Cameroun : A Ngul Ntang’an, les jeunes s’investissent dans la tomate

Réputé pour la bonne qualité de son manioc et des gigantesques régimes de banane plantain, le village Ngul Ntang’an par Ayos, est devenu une zone de référence pour la tomate.

La culture de la tomate, dernière trouvaille dans cette localité du département du Nyong et Mfoumou, est pratiquée essentiellement par les jeunes.
Barthélémy Diaz Mbédé Messi, 27 ans, ex séminariste d’il y a quatre ans, confie: «J’ai toujours cru que ma place était à l’Autel ou derrière un grand bureau. C’est en me souvenant de ma première pépinière de piment lancée à l’âge de 12 ans que j’ai compris  que ma place était dans le travail de la terre.»
Si son habillement du jour contraste avec l’environnement du champ, c’est que Barthélémy vient d’effectuer un tour à Yaoundé. Il affirme y être allé faire un versement à la banque, fruit de la vente des cent cageots de tomate issus de son exploitation.
«J’ai fait un hectare de tomate et sommes à plus de 700 cageots récoltés et vendus. Le plus difficile dans l’agriculture, c’est l’écoulement du produit. Je me réjouis d’avoir réussi ce chalenge.» Confie-t-il. En vendant à 6000 FCFA le cageot sur les marchés de la capitale, Barthélémy a fait de bonnes affaires.
Pour satisfaire la demande, il a opté pour une production continue. Il explique: «Mon souhait est de mettre à la disposition des clients une tomate de qualité en quantité sur toute l’année.» Pour ce faire, Barthélémy Diaz Mbédé Messi s’est procuré du matériel d’irrigation et utilise une main d’œuvre permanente de cinq autres jeunes.
Situé à une centaine de kilomètres de Yaoundé, sur l’axe qui mène à Ayos, Ngul Ntang’an est désormais compté parmi les localités de référence dans la production de la tomate dans la région du Centre. Et les jeunes ne veulent pas en rester là.

Ferme agropastorale

Barthélémy et ses amis rêvent de mettre en place une grande ferme agropastorale intégrée pour multiplier leurs sources de revenus et créer plus d’emplois dans le village. «Nous voulons nous lancer dans l’élevage des porcs, de la volaille et des poissons.» Déclare-t-il. Déjà, les espaces libérés par la tomate sont utilisés pour la production du maïs.
Lecteur des fiches techniques produites dans le journal La Voix Du Paysan, le jeune Barthélémy Diaz Mbédé Messi utilise ces techniques pour se professionnaliser.

Magloire Biwole Ondoua

Se réaliser par la reconversion dans l’agriculture

En mars 2015, Pierre Bakary, 26 ans, s’est installé à Ngul Ntang’an. D’abord ouvrier agricole, il est en phase de se réaliser lui-même. 

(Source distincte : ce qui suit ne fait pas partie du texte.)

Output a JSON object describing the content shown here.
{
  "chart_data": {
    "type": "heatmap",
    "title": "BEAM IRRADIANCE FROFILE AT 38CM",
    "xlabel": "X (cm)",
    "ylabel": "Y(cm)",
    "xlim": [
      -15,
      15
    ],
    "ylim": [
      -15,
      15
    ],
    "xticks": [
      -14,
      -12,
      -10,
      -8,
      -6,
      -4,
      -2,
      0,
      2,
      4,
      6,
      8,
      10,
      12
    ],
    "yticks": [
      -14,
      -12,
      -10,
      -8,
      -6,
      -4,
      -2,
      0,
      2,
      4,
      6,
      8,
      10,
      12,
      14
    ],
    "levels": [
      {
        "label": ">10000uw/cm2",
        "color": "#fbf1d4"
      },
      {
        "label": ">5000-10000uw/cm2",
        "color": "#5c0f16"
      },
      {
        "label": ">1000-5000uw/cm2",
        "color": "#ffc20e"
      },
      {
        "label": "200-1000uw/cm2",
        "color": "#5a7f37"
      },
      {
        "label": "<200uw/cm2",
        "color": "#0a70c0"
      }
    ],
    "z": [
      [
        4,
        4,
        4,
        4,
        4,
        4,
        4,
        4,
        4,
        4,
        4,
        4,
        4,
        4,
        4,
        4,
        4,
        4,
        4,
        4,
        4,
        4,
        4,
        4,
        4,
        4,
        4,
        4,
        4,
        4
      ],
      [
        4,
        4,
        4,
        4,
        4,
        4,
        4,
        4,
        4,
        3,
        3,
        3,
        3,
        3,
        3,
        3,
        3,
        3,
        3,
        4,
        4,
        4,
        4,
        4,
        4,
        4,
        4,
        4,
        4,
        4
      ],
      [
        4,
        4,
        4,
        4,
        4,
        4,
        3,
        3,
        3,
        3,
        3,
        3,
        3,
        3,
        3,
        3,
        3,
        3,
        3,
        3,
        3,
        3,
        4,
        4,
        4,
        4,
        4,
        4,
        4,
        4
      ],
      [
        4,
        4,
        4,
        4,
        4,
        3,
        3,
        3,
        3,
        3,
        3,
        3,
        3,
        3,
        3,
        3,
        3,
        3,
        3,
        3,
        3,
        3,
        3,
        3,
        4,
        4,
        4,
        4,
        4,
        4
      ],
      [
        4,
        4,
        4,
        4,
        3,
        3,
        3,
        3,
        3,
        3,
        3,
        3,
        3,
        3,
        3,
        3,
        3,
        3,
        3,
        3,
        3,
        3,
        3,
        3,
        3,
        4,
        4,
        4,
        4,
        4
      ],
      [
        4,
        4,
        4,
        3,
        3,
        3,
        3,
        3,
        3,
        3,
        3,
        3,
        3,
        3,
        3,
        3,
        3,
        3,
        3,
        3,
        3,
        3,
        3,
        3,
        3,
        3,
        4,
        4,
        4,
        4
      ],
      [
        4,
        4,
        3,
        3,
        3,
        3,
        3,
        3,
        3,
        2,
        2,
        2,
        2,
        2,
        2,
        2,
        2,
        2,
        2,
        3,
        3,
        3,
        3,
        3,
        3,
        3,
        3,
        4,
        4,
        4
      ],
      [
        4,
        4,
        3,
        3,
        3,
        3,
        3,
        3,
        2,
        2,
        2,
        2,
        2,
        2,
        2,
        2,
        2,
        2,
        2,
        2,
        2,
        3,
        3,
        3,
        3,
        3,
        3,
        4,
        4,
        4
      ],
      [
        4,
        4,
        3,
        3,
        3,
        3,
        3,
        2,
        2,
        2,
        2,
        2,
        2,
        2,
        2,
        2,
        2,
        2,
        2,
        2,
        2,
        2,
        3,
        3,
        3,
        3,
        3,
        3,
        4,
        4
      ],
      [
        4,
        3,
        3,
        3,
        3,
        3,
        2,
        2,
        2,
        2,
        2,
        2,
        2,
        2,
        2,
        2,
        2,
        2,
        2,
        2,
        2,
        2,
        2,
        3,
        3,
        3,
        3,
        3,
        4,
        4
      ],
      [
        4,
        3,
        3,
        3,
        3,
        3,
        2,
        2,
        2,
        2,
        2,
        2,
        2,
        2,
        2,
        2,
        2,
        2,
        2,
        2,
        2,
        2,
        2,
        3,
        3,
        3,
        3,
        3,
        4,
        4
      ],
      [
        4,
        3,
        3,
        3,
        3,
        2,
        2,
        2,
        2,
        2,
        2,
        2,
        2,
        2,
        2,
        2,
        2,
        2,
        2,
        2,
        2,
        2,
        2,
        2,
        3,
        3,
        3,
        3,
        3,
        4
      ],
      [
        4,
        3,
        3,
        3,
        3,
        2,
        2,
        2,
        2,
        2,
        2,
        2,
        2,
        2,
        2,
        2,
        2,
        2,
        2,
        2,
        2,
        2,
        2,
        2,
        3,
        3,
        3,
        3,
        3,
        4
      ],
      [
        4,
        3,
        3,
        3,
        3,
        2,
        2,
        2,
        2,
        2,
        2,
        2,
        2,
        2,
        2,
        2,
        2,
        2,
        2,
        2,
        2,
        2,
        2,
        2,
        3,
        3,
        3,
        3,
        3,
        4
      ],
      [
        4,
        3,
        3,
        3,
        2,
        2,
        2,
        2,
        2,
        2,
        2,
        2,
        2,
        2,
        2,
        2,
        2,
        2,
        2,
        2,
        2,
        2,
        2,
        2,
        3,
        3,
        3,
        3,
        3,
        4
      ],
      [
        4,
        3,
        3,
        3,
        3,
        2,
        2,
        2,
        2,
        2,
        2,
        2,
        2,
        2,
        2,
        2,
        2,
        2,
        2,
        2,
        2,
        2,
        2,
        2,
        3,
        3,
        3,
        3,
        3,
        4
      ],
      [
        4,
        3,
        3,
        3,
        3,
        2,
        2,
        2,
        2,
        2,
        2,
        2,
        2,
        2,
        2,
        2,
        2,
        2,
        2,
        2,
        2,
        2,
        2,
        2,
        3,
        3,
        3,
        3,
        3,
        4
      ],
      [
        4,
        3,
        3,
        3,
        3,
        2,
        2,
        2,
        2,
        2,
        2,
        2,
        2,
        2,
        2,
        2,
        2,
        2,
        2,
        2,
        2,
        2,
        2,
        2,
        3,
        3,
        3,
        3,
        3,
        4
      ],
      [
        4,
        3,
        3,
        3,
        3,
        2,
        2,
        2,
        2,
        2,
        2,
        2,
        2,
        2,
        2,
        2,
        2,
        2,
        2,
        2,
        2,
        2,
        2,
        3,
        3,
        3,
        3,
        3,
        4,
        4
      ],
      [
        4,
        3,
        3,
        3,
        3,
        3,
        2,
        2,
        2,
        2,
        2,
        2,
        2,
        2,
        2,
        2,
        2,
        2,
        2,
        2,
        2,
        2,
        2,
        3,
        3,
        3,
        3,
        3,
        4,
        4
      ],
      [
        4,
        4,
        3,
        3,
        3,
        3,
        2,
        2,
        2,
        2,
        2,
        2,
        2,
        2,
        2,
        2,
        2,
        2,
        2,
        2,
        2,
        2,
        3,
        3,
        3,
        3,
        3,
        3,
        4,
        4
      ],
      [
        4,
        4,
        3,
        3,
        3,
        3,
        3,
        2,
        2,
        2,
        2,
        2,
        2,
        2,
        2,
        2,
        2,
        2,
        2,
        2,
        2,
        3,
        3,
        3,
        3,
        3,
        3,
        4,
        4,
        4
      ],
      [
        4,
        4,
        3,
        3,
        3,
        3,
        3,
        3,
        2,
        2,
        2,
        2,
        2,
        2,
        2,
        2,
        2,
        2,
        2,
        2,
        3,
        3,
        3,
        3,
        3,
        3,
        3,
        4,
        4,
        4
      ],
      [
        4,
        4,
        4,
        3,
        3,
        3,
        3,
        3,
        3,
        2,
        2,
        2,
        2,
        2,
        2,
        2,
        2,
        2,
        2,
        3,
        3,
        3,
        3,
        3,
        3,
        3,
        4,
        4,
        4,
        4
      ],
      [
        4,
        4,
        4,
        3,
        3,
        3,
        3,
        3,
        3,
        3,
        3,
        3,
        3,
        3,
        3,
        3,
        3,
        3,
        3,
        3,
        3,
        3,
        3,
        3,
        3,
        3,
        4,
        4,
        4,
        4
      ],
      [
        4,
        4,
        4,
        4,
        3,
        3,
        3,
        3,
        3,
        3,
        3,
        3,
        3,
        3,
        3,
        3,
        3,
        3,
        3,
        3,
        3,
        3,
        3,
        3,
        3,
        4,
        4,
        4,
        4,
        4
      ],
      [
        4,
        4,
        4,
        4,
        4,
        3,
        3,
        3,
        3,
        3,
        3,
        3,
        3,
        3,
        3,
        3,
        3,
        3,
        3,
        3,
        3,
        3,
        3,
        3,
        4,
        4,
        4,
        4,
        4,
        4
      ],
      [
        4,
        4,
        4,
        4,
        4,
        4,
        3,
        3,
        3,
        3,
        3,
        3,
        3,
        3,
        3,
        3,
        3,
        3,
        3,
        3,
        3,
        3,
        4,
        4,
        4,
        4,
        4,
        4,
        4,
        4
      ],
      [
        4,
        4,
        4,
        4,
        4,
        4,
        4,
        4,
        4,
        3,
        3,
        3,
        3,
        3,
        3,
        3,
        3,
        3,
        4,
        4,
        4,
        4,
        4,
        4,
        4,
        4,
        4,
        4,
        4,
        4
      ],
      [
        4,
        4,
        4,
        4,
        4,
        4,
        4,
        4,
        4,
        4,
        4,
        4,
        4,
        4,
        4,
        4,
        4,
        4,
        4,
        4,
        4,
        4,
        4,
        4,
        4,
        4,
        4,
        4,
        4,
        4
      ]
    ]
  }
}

Pierre Bakary est l’un des cinq employés de Barthélémy Diaz Mbédé Messi. Originaire du département du Mbéré dans l’Adamaoua, ce fils de bergerbakary-a-ngul-ntangan n’a pas voulu suivre les traces de ses parents.
«Après avoir quitté ma famille, j’avais à cœur de me reconvertir dans l’agriculture», raconte-t-il. Parti de son Adamaoua natal, Pierre atterrit à Bertoua dans la région de l’Est où il a tâtonné dans le taxi-moto. C’est alors que dans l’exercice de sa fonction, il transporte un client qui lui fait part de la disponibilité d’un emploi agricole à Ngul Ntang’an, non loin d’Ayos.
Sans hésiter, le jeune homme saisit l’opportunité et débarque dans la région du Centre en compagnie de sa dulcinée et de leurs deux enfants.
Entretien de la pépinière, préparation du terrain, piquetage et transplantation, aux côtés de Barthélémy, Pierre Bakary découvre petit à petit l’itinéraire technique de production de la tomate.
Bénéficiant de la confiance de son patron, Pierre s’offre certains avantages. Il soutient: «Grâce à mon attitude, j’ai eu l’accord de mettre sur pied un champ personnel de tomate d’une superficie de 700 m2. J’y ai récolté une dizaine de cageots.»
A Ngul Ntang’an, Pierre est réellement installé, au point où le retour dans l’Adamaoua est incertain.